На второй год, в 1967 г., учитель П. Дживаа дал мне переписать тетрадку с пословицами и загадками, из которых я заимствовала около 150 неизвестных мне единиц.
Летом 1969 г. нам сказали, что многие старшеклассники завели тетрадки-песенники, и мы нашли в таких тетрадях еще не записанные нами тексты. Один из учителей дал домашнее задание каждому ученику записать по тувинской сказке (конечно, на монгольском языке); результатами этого опыта были, правда, лишь краткие варианты уже имевшихся сюжетов. Все эти свидетельства собственной инициативы тувинского населения не только принесли пользу моему собранию, но и доставляли мне огромную радость.

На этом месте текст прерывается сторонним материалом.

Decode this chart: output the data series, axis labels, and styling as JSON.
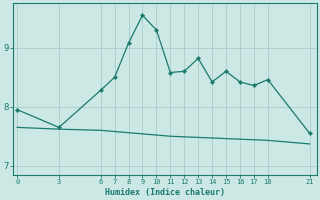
{
  "xlabel": "Humidex (Indice chaleur)",
  "bg_color": "#cce8e4",
  "line_color": "#1a7a6e",
  "grid_color": "#aacccc",
  "line1_x": [
    0,
    3,
    6,
    7,
    8,
    9,
    10,
    11,
    12,
    13,
    14,
    15,
    16,
    17,
    18,
    21
  ],
  "line1_y": [
    7.95,
    7.65,
    8.28,
    8.5,
    9.08,
    9.55,
    9.3,
    8.58,
    8.6,
    8.82,
    8.42,
    8.6,
    8.42,
    8.36,
    8.46,
    7.55
  ],
  "line2_x": [
    0,
    3,
    6,
    7,
    8,
    9,
    10,
    11,
    12,
    13,
    14,
    15,
    16,
    17,
    18,
    21
  ],
  "line2_y": [
    7.65,
    7.62,
    7.6,
    7.58,
    7.56,
    7.54,
    7.52,
    7.5,
    7.49,
    7.48,
    7.47,
    7.46,
    7.45,
    7.44,
    7.43,
    7.37
  ],
  "xticks": [
    0,
    3,
    6,
    7,
    8,
    9,
    10,
    11,
    12,
    13,
    14,
    15,
    16,
    17,
    18,
    21
  ],
  "yticks": [
    7,
    8,
    9
  ],
  "ylim": [
    6.85,
    9.75
  ],
  "xlim": [
    -0.3,
    21.5
  ]
}
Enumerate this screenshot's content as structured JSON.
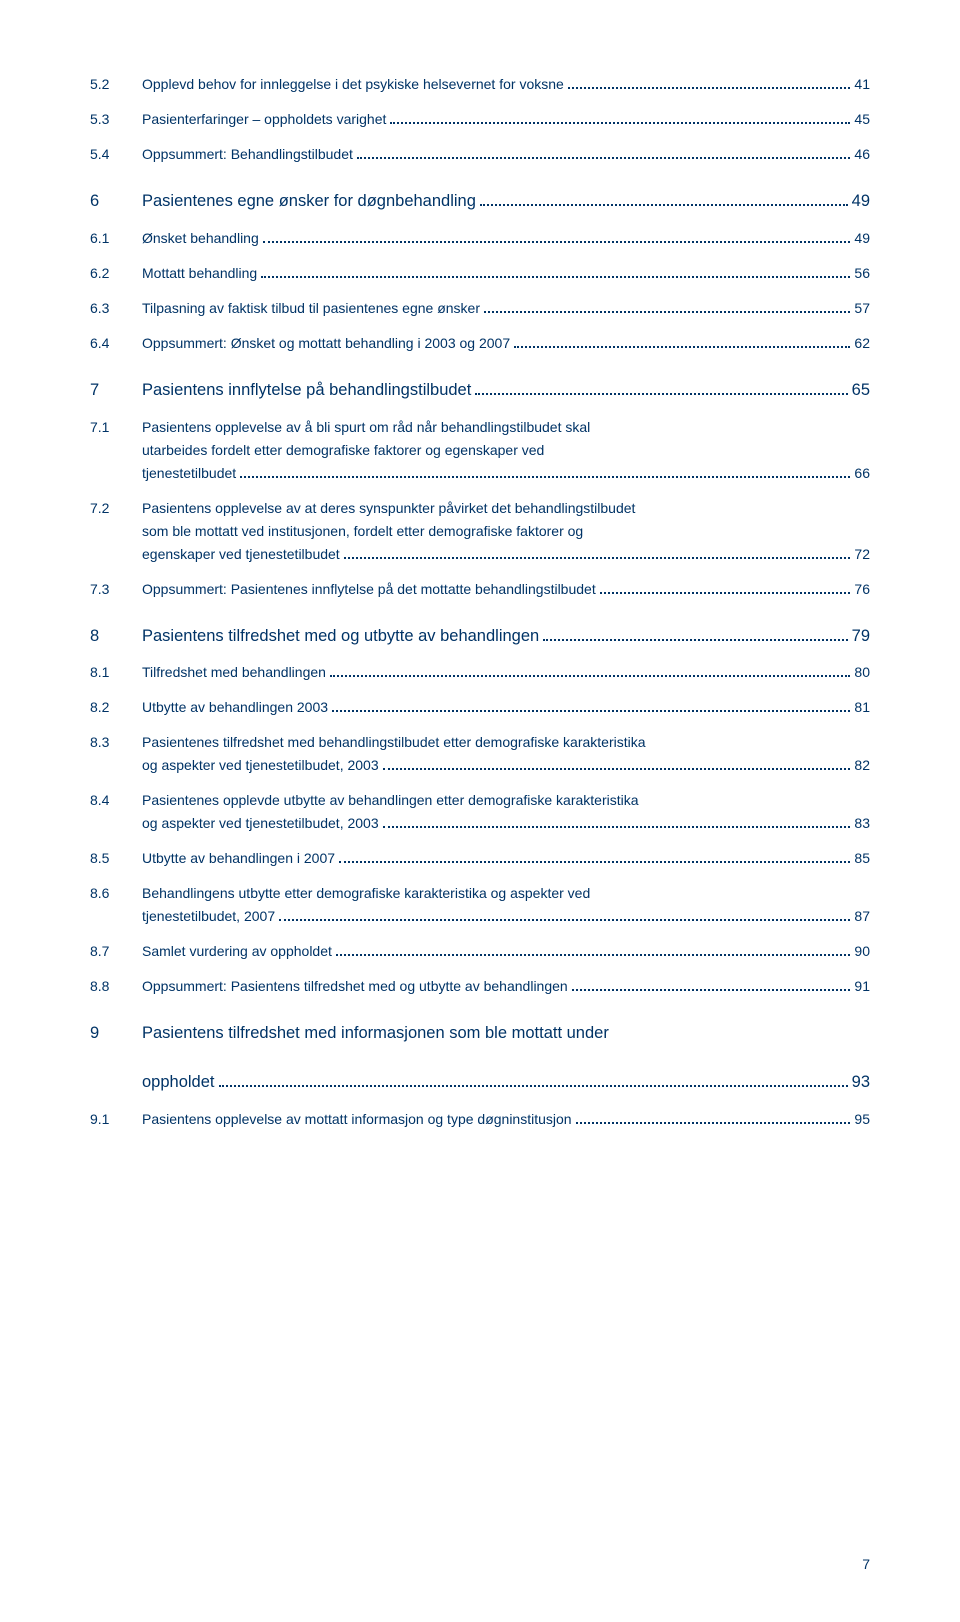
{
  "colors": {
    "text": "#003366",
    "background": "#ffffff"
  },
  "typography": {
    "font_family": "Verdana, Geneva, sans-serif",
    "section_fontsize": 16.5,
    "sub_fontsize": 14
  },
  "toc": [
    {
      "level": "sub",
      "num": "5.2",
      "lines": [
        "Opplevd behov for innleggelse i det psykiske helsevernet for voksne"
      ],
      "page": "41"
    },
    {
      "level": "sub",
      "num": "5.3",
      "lines": [
        "Pasienterfaringer – oppholdets varighet"
      ],
      "page": "45"
    },
    {
      "level": "sub",
      "num": "5.4",
      "lines": [
        "Oppsummert: Behandlingstilbudet"
      ],
      "page": "46"
    },
    {
      "level": "section",
      "num": "6",
      "lines": [
        "Pasientenes egne ønsker for døgnbehandling"
      ],
      "page": "49"
    },
    {
      "level": "sub",
      "num": "6.1",
      "lines": [
        "Ønsket behandling"
      ],
      "page": "49"
    },
    {
      "level": "sub",
      "num": "6.2",
      "lines": [
        "Mottatt behandling"
      ],
      "page": "56"
    },
    {
      "level": "sub",
      "num": "6.3",
      "lines": [
        "Tilpasning av faktisk tilbud til pasientenes egne ønsker"
      ],
      "page": "57"
    },
    {
      "level": "sub",
      "num": "6.4",
      "lines": [
        "Oppsummert: Ønsket og mottatt behandling i 2003 og 2007"
      ],
      "page": "62"
    },
    {
      "level": "section",
      "num": "7",
      "lines": [
        "Pasientens innflytelse på behandlingstilbudet"
      ],
      "page": "65"
    },
    {
      "level": "sub",
      "num": "7.1",
      "lines": [
        "Pasientens opplevelse av å bli spurt om råd når behandlingstilbudet skal",
        "utarbeides fordelt etter demografiske faktorer og egenskaper ved",
        "tjenestetilbudet"
      ],
      "page": "66"
    },
    {
      "level": "sub",
      "num": "7.2",
      "lines": [
        "Pasientens opplevelse av at deres synspunkter påvirket det behandlingstilbudet",
        "som ble mottatt ved institusjonen, fordelt etter demografiske faktorer og",
        "egenskaper ved tjenestetilbudet"
      ],
      "page": "72"
    },
    {
      "level": "sub",
      "num": "7.3",
      "lines": [
        "Oppsummert: Pasientenes innflytelse på det mottatte behandlingstilbudet"
      ],
      "page": "76"
    },
    {
      "level": "section",
      "num": "8",
      "lines": [
        "Pasientens tilfredshet med og utbytte av behandlingen"
      ],
      "page": "79"
    },
    {
      "level": "sub",
      "num": "8.1",
      "lines": [
        "Tilfredshet med behandlingen"
      ],
      "page": "80"
    },
    {
      "level": "sub",
      "num": "8.2",
      "lines": [
        "Utbytte av behandlingen 2003"
      ],
      "page": "81"
    },
    {
      "level": "sub",
      "num": "8.3",
      "lines": [
        "Pasientenes tilfredshet med behandlingstilbudet etter demografiske karakteristika",
        "og aspekter ved tjenestetilbudet, 2003"
      ],
      "page": "82"
    },
    {
      "level": "sub",
      "num": "8.4",
      "lines": [
        "Pasientenes opplevde utbytte av behandlingen etter demografiske karakteristika",
        "og aspekter ved tjenestetilbudet, 2003"
      ],
      "page": "83"
    },
    {
      "level": "sub",
      "num": "8.5",
      "lines": [
        "Utbytte av behandlingen i 2007"
      ],
      "page": "85"
    },
    {
      "level": "sub",
      "num": "8.6",
      "lines": [
        "Behandlingens utbytte etter demografiske karakteristika og aspekter ved",
        "tjenestetilbudet, 2007"
      ],
      "page": "87"
    },
    {
      "level": "sub",
      "num": "8.7",
      "lines": [
        "Samlet vurdering av oppholdet"
      ],
      "page": "90"
    },
    {
      "level": "sub",
      "num": "8.8",
      "lines": [
        "Oppsummert: Pasientens tilfredshet med og utbytte av behandlingen"
      ],
      "page": "91"
    },
    {
      "level": "section",
      "num": "9",
      "lines": [
        "Pasientens tilfredshet med informasjonen som ble mottatt under",
        "oppholdet"
      ],
      "page": "93"
    },
    {
      "level": "sub",
      "num": "9.1",
      "lines": [
        "Pasientens opplevelse av mottatt informasjon og type døgninstitusjon"
      ],
      "page": "95"
    }
  ],
  "footer_page": "7"
}
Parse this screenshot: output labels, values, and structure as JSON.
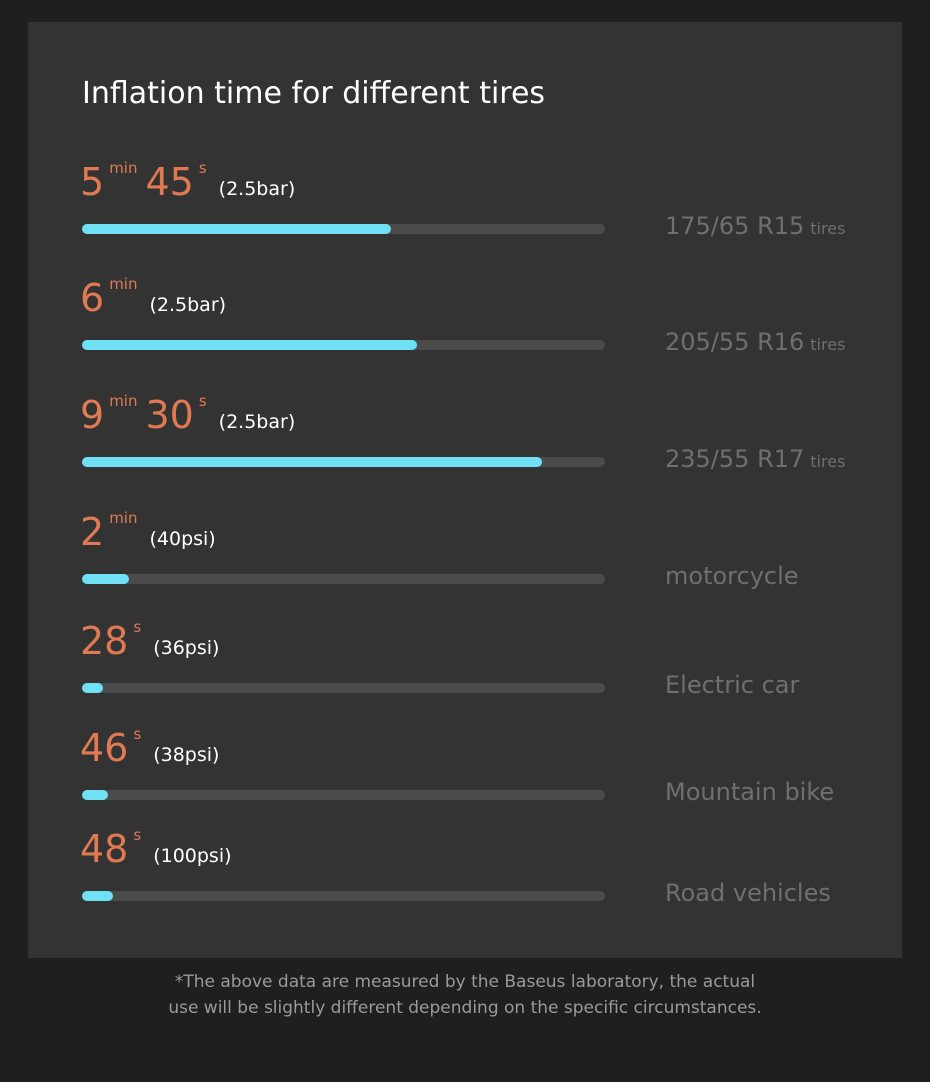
{
  "header": {
    "title": "Inflation time for different tires"
  },
  "xlim": [
    0,
    100
  ],
  "rows": [
    {
      "time": [
        {
          "value": "5",
          "unit": "min"
        },
        {
          "value": "45",
          "unit": "s"
        }
      ],
      "pressure": "(2.5bar)",
      "label": "175/65 R15",
      "label_suffix": "tires",
      "progress": 59
    },
    {
      "time": [
        {
          "value": "6",
          "unit": "min"
        }
      ],
      "pressure": "(2.5bar)",
      "label": "205/55 R16",
      "label_suffix": "tires",
      "progress": 64
    },
    {
      "time": [
        {
          "value": "9",
          "unit": "min"
        },
        {
          "value": "30",
          "unit": "s"
        }
      ],
      "pressure": "(2.5bar)",
      "label": "235/55 R17",
      "label_suffix": "tires",
      "progress": 88
    },
    {
      "time": [
        {
          "value": "2",
          "unit": "min"
        }
      ],
      "pressure": "(40psi)",
      "label": "motorcycle",
      "progress": 9
    },
    {
      "time": [
        {
          "value": "28",
          "unit": "s"
        }
      ],
      "pressure": "(36psi)",
      "label": "Electric car",
      "progress": 4
    },
    {
      "time": [
        {
          "value": "46",
          "unit": "s"
        }
      ],
      "pressure": "(38psi)",
      "label": "Mountain bike",
      "progress": 5
    },
    {
      "time": [
        {
          "value": "48",
          "unit": "s"
        }
      ],
      "pressure": "(100psi)",
      "label": "Road vehicles",
      "progress": 6
    }
  ],
  "footnote": [
    "*The above data are measured by the Baseus laboratory, the actual",
    "use will be slightly different depending on the specific circumstances."
  ]
}
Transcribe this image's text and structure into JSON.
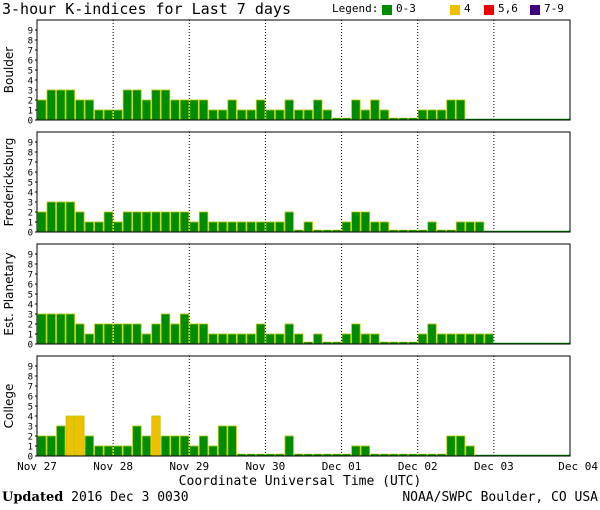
{
  "title": "3-hour K-indices for Last 7 days",
  "legend": {
    "label": "Legend:",
    "items": [
      {
        "text": "0-3",
        "color": "#008c00"
      },
      {
        "text": "4",
        "color": "#f0c000"
      },
      {
        "text": "5,6",
        "color": "#ee0000"
      },
      {
        "text": "7-9",
        "color": "#400080"
      }
    ]
  },
  "footer": {
    "updated_label": "Updated",
    "updated_value": "2016 Dec  3 0030",
    "source": "NOAA/SWPC Boulder, CO USA"
  },
  "chart_data": {
    "type": "bar",
    "xlabel": "Coordinate Universal Time (UTC)",
    "x_tick_labels": [
      "Nov 27",
      "Nov 28",
      "Nov 29",
      "Nov 30",
      "Dec 01",
      "Dec 02",
      "Dec 03",
      "Dec 04"
    ],
    "ylim": [
      0,
      9
    ],
    "y_ticks": [
      0,
      1,
      2,
      3,
      4,
      5,
      6,
      7,
      8,
      9
    ],
    "intervals_per_day": 8,
    "color_scale": {
      "0-3": "#008c00",
      "4": "#f0c000",
      "5,6": "#ee0000",
      "7-9": "#400080"
    },
    "panels": [
      {
        "name": "Boulder",
        "values": [
          2,
          3,
          3,
          3,
          2,
          2,
          1,
          1,
          1,
          3,
          3,
          2,
          3,
          3,
          2,
          2,
          2,
          2,
          1,
          1,
          2,
          1,
          1,
          2,
          1,
          1,
          2,
          1,
          1,
          2,
          1,
          0,
          0,
          2,
          1,
          2,
          1,
          0,
          0,
          0,
          1,
          1,
          1,
          2,
          2
        ]
      },
      {
        "name": "Fredericksburg",
        "values": [
          2,
          3,
          3,
          3,
          2,
          1,
          1,
          2,
          1,
          2,
          2,
          2,
          2,
          2,
          2,
          2,
          1,
          2,
          1,
          1,
          1,
          1,
          1,
          1,
          1,
          1,
          2,
          0,
          1,
          0,
          0,
          0,
          1,
          2,
          2,
          1,
          1,
          0,
          0,
          0,
          0,
          1,
          0,
          0,
          1,
          1,
          1
        ]
      },
      {
        "name": "Est. Planetary",
        "values": [
          3,
          3,
          3,
          3,
          2,
          1,
          2,
          2,
          2,
          2,
          2,
          1,
          2,
          3,
          2,
          3,
          2,
          2,
          1,
          1,
          1,
          1,
          1,
          2,
          1,
          1,
          2,
          1,
          0,
          1,
          0,
          0,
          1,
          2,
          1,
          1,
          0,
          0,
          0,
          0,
          1,
          2,
          1,
          1,
          1,
          1,
          1,
          1
        ]
      },
      {
        "name": "College",
        "values": [
          2,
          2,
          3,
          4,
          4,
          2,
          1,
          1,
          1,
          1,
          3,
          2,
          4,
          2,
          2,
          2,
          1,
          2,
          1,
          3,
          3,
          0,
          0,
          0,
          0,
          0,
          2,
          0,
          0,
          0,
          0,
          0,
          0,
          1,
          1,
          0,
          0,
          0,
          0,
          0,
          0,
          0,
          0,
          2,
          2,
          1
        ]
      }
    ]
  }
}
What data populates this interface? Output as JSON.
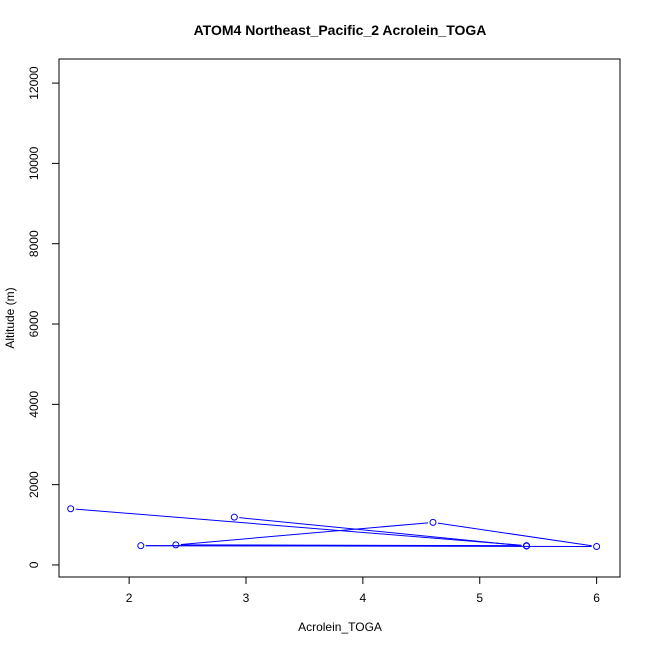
{
  "chart_data": {
    "type": "line",
    "title": "ATOM4 Northeast_Pacific_2 Acrolein_TOGA",
    "xlabel": "Acrolein_TOGA",
    "ylabel": "Altitude (m)",
    "xlim": [
      1.4,
      6.2
    ],
    "ylim": [
      -300,
      12600
    ],
    "x_ticks": [
      2,
      3,
      4,
      5,
      6
    ],
    "y_ticks": [
      0,
      2000,
      4000,
      6000,
      8000,
      10000,
      12000
    ],
    "grid": false,
    "line_color": "#0000ff",
    "marker": "open-circle",
    "series": [
      {
        "points": [
          {
            "x": 1.5,
            "y": 1400
          },
          {
            "x": 5.4,
            "y": 480
          },
          {
            "x": 2.4,
            "y": 500
          },
          {
            "x": 4.6,
            "y": 1060
          },
          {
            "x": 6.0,
            "y": 460
          },
          {
            "x": 2.1,
            "y": 480
          },
          {
            "x": 5.4,
            "y": 470
          },
          {
            "x": 2.9,
            "y": 1190
          }
        ]
      }
    ]
  }
}
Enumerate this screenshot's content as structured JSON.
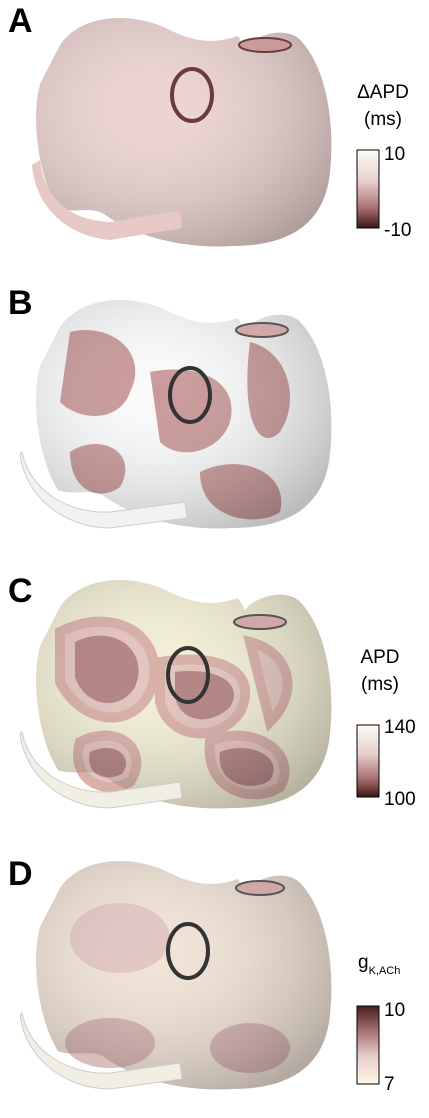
{
  "panels": [
    {
      "label": "A",
      "colorbar": {
        "title": "ΔAPD",
        "unit": "(ms)",
        "max": 10,
        "min": -10
      }
    },
    {
      "label": "B"
    },
    {
      "label": "C",
      "colorbar": {
        "title": "APD",
        "unit": "(ms)",
        "max": 140,
        "min": 100
      }
    },
    {
      "label": "D",
      "colorbar": {
        "title": "g",
        "subscript": "K,ACh",
        "max": 10,
        "min": 7
      }
    }
  ]
}
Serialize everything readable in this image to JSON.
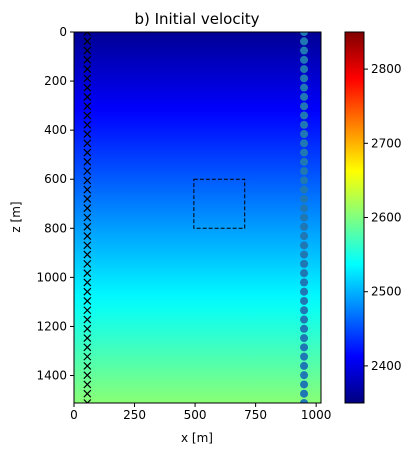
{
  "chart_data": {
    "type": "heatmap",
    "title": "b) Initial velocity",
    "xlabel": "x [m]",
    "ylabel": "z [m]",
    "xlim": [
      0,
      1020
    ],
    "ylim": [
      1512,
      0
    ],
    "x_ticks": [
      0,
      250,
      500,
      750,
      1000
    ],
    "x_tick_labels": [
      "0",
      "250",
      "500",
      "750",
      "1000"
    ],
    "y_ticks": [
      0,
      200,
      400,
      600,
      800,
      1000,
      1200,
      1400
    ],
    "y_tick_labels": [
      "0",
      "200",
      "400",
      "600",
      "800",
      "1000",
      "1200",
      "1400"
    ],
    "colormap": "jet",
    "vmin": 2350,
    "vmax": 2850,
    "velocity_profile": {
      "z": [
        0,
        1512
      ],
      "velocity": [
        2360,
        2605
      ]
    },
    "colorbar": {
      "ticks": [
        2400,
        2500,
        2600,
        2700,
        2800
      ],
      "tick_labels": [
        "2400",
        "2500",
        "2600",
        "2700",
        "2800"
      ]
    },
    "sources": {
      "marker": "x",
      "color": "#000000",
      "x": 55,
      "z_start": 0,
      "z_step": 37.8,
      "count": 41
    },
    "receivers": {
      "marker": "o",
      "color": "#1f77b4",
      "x": 950,
      "z_start": 0,
      "z_step": 37.8,
      "count": 41
    },
    "target_box": {
      "x": [
        495,
        705
      ],
      "z": [
        600,
        800
      ],
      "style": "dashed"
    },
    "grid": false
  }
}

В два моих последних приезда, в 1982 и 1985 гг., к тому благоприятному обстоятельству, что я уже побывала раньше в большинстве аилов и юрт, добавился и еще один момент, быстро рассеявший последние следы сдержанности: я привезла с собой фотографии, сделанные в прошлые приезды, и некоторые свои иллюстрированные публикации. Все сгрудились вокруг них, и прежде всего женщины, которые вообще- то в беседах вели себя сначала довольно сдержанно. «Смотри-ка, желтый Дюпор!»; «А тут старшая сестра Балсын!»; «А это кто же?»; «Гупан, добрый наш!»; «Пха!»— так и жужжало все вокруг. Иногда мне даже удавалось помочь в идентификации той или иной личности, особенно на фотографиях детей, которые тем временем давно уже стали взрослыми. Тогда раздавались слова признания: «Пха, она знает наших лучше, чем мы сами!» И сразу же завязывался разговор. Сейчас это было особенно важно, так как я приезжала на относительно короткое время и сокращение вводного церемониала оставляло мне больше времени на опросы и записи. И те, кто «что-то знает», быстрее и охотнее делились своими знаниями.